Et en fait ce partenariat a été un tel échec qu’il a fini par être abandonné en 2014, mais contre le paiement d’une rançon… euh d’une indemnité supplémentaire pardon de 80 millions d’euros pour le groupe Eiffage ! Écoutez, tant qu’à faire hein, pourquoi se gêner ?

Après, passer par le privé pour faire construire des trucs, ça peut dans le pire des cas donner des risques sanitaires ou des risques de sécurité, vu que les entreprises sont uniquement préoccupées par leur rentabilité à court terme, et sont prêtes à tout pour maximiser leurs profits, y compris à rogner sur les mesures de précaution les plus élémentaires pour faire des économies.
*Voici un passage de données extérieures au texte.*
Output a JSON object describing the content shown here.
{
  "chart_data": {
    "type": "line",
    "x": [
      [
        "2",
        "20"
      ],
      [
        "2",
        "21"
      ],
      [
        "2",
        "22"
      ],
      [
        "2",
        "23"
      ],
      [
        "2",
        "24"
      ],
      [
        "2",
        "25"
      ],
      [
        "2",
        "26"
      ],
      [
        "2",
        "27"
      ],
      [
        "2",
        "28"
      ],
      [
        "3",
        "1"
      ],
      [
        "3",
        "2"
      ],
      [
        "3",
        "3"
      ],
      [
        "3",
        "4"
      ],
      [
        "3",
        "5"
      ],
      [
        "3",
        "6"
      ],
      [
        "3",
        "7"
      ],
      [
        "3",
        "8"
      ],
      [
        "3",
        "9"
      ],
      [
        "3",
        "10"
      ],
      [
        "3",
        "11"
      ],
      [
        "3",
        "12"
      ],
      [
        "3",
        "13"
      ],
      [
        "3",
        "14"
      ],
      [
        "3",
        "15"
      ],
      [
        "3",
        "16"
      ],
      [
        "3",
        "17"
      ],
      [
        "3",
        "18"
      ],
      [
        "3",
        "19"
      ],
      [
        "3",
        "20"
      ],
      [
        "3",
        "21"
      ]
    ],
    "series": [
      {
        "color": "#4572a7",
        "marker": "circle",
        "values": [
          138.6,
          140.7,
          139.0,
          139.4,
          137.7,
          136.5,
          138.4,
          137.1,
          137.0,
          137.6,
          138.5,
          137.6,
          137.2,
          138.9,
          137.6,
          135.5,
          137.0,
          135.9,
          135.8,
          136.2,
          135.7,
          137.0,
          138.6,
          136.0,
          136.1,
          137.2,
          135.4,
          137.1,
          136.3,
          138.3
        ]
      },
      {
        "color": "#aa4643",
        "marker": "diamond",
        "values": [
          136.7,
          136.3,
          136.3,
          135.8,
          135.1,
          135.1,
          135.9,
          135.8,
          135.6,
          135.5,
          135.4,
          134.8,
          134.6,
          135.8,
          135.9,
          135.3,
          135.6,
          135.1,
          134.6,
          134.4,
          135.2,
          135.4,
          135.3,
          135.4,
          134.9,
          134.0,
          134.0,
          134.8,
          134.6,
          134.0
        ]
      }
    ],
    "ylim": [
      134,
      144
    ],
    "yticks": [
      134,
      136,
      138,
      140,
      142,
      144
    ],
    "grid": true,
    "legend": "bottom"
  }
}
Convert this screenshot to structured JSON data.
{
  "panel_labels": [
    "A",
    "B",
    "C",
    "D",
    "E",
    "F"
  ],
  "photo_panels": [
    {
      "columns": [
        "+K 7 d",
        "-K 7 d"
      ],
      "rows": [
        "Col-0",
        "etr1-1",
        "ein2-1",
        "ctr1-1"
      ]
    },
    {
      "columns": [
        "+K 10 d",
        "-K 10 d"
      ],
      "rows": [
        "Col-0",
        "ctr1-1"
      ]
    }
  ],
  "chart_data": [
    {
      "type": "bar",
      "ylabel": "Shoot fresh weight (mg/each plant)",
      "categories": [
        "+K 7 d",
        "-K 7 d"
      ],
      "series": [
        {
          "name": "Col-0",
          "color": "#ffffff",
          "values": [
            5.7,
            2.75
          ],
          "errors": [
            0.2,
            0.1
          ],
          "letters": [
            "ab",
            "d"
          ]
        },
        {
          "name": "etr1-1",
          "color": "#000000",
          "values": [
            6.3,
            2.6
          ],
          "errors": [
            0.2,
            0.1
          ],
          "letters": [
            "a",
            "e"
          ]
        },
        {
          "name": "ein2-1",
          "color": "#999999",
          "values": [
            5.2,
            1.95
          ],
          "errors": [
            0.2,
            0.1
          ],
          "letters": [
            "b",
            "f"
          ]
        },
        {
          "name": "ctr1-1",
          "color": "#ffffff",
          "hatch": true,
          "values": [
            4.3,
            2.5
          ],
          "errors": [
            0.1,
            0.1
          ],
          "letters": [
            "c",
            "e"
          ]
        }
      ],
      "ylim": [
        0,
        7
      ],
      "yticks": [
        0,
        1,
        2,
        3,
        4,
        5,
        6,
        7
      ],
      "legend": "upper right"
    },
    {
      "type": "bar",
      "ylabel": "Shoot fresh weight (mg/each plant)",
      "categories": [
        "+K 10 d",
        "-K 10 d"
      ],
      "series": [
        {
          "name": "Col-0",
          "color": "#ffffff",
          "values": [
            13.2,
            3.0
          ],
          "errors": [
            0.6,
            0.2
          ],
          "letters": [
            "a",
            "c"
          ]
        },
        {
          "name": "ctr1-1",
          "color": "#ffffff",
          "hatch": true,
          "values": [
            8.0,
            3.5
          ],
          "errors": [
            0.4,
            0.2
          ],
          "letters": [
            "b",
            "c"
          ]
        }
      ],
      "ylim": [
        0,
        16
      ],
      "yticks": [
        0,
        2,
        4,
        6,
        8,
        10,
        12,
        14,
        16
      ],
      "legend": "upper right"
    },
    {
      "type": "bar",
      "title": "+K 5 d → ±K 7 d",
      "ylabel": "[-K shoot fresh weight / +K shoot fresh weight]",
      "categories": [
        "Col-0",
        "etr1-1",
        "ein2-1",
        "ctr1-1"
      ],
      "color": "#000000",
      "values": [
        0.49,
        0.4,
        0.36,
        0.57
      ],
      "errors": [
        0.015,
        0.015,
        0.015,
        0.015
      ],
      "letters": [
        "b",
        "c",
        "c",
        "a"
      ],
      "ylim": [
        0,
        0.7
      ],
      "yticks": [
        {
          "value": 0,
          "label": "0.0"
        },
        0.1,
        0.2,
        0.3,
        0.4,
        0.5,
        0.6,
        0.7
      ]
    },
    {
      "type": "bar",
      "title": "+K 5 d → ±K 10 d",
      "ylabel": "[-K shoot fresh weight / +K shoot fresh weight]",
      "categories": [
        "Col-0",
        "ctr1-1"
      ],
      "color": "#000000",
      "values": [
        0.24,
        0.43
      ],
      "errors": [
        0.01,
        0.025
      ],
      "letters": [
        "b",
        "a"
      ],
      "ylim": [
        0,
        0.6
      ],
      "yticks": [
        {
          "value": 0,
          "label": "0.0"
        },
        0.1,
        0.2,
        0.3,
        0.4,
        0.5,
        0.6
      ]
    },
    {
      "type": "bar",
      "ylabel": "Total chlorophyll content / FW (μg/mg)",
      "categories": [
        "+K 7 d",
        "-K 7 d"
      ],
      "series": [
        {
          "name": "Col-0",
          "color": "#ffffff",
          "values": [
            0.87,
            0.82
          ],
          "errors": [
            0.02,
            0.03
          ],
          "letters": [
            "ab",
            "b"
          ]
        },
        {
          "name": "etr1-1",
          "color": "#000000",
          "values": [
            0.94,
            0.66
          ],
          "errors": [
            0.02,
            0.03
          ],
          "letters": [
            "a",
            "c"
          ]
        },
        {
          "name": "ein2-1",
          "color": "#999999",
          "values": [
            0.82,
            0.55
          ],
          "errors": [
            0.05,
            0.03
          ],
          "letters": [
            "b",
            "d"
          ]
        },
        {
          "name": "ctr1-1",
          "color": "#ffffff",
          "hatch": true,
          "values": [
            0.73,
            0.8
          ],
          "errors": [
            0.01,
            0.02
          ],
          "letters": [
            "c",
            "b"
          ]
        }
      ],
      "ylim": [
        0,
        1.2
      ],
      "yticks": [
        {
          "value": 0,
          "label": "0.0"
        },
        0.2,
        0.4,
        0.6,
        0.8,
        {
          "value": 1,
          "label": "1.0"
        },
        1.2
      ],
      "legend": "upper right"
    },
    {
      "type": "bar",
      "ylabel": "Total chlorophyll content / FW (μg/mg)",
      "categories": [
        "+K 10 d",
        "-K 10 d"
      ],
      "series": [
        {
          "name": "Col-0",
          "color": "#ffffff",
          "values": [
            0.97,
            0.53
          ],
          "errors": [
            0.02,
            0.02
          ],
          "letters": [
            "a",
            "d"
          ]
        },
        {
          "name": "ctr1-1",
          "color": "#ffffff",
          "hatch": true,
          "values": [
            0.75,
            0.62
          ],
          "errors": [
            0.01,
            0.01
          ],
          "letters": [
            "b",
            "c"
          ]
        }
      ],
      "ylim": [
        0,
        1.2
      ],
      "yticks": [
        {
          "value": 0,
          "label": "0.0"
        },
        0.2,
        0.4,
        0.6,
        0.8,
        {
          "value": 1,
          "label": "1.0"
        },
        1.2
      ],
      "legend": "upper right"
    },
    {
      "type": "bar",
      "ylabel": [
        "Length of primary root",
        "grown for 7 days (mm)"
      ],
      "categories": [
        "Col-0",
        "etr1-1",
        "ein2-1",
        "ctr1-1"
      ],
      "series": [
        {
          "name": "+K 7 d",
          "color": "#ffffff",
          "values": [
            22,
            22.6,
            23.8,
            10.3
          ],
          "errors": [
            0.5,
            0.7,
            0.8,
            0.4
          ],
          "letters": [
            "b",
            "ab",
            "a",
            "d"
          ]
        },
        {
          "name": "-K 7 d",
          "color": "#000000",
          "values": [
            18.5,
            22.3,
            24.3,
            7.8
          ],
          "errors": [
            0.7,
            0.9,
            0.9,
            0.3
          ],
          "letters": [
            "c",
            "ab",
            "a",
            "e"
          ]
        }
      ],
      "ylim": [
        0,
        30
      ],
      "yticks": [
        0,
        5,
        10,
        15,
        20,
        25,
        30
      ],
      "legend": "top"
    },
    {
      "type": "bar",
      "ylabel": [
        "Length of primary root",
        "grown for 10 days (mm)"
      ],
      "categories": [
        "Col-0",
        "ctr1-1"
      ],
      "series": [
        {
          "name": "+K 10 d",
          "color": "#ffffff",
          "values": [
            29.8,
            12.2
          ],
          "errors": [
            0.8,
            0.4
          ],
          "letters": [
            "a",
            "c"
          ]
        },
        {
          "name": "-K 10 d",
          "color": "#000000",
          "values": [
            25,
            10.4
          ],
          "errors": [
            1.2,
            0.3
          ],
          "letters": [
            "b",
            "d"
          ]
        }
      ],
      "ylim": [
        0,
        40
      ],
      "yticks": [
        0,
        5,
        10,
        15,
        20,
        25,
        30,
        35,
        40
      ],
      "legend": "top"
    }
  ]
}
Récemment, c’est carrément les plans de tout le dispositif de sécurité de la centrale nucléaire de Flamanville qui ont fuité, parce qu’ils circulaient chez un prestataire privé sans aucune mesure de précaution ! Vous savez, le fameux EPR de Flamanville, là ? Hé ben les spécifications et les plans de l’ensemble de ses dispositifs de sécurité ont fuité, donc, y compris le plan des clôtures électriques, des alarmes, la position de l’ensemble des caméras de sécurité et leurs angles morts, etc. ! Je vous laisse imaginer ce qui pourrait se passer si ce genre de plans tombait entre les mains de terroristes par exemple…

Encore une conséquence de l’élection

Donc voyez à quel point c’est pas du tout une bonne idée de confier ce genre de choses à des prestataires privés.

En plus des dangers potentiels que ça représente, donc, tout ça c’est vraiment des giga-arnaques et des gouffres à argent public sur le long terme, au plus grand profit des entreprises privées, avec ici aussi beaucoup de corruption des élu·e·s qui les attribuent… Ces partenariats ne sont intéressants financièrement pour le public qu’à très court terme en fait, parce que ça permet de faire des économies sur le court terme, sur les premières années, puisque au début c’est l’entreprise qui avance le gros de l’argent pour la construction du bâtiment.

Mais ça tombe bien, vu que les élu·e·s visent leur réélection à court terme, et se foutent de ce qui se passera dans quinze ou vingt ans ! Donc si vous avez un PPP qui permet de faire des économies sur le budget de votre département, votre région, ou votre ville pour les cinq années à venir, mais que sur vingt ou trente ans on y perd énormément, les élu·e·s seront partant·e·s quand même, évidemment, vu que ça leur permettra d’afficher des dépenses publiques en apparence en baisse sur les premières années, et donc pour la prochaine échéance électorale, où iels pourront passer pour des bon·ne·s gestionnaires !

Évidemment, iels s’en foutent que ça engage leurs successeurs·euses et que ça mette les finances publiques de leur circonscription en gros déficit sur plusieurs décennies : c’est la prochaine échéance électorale qui les intéresse, et c’est pour la prochaine élection qu’iels veulent maximiser leurs chances d’être réélu·e·s, pas dans quinze ans !

Donc ici encore, on voit bien à quel point c’est le principe de l’élection qui pose problème, vu qu’en plus de favoriser la corruption, l’élection encourage aussi le court-termisme des élu·e·s, plutôt qu’une bonne gestion sur le long terme.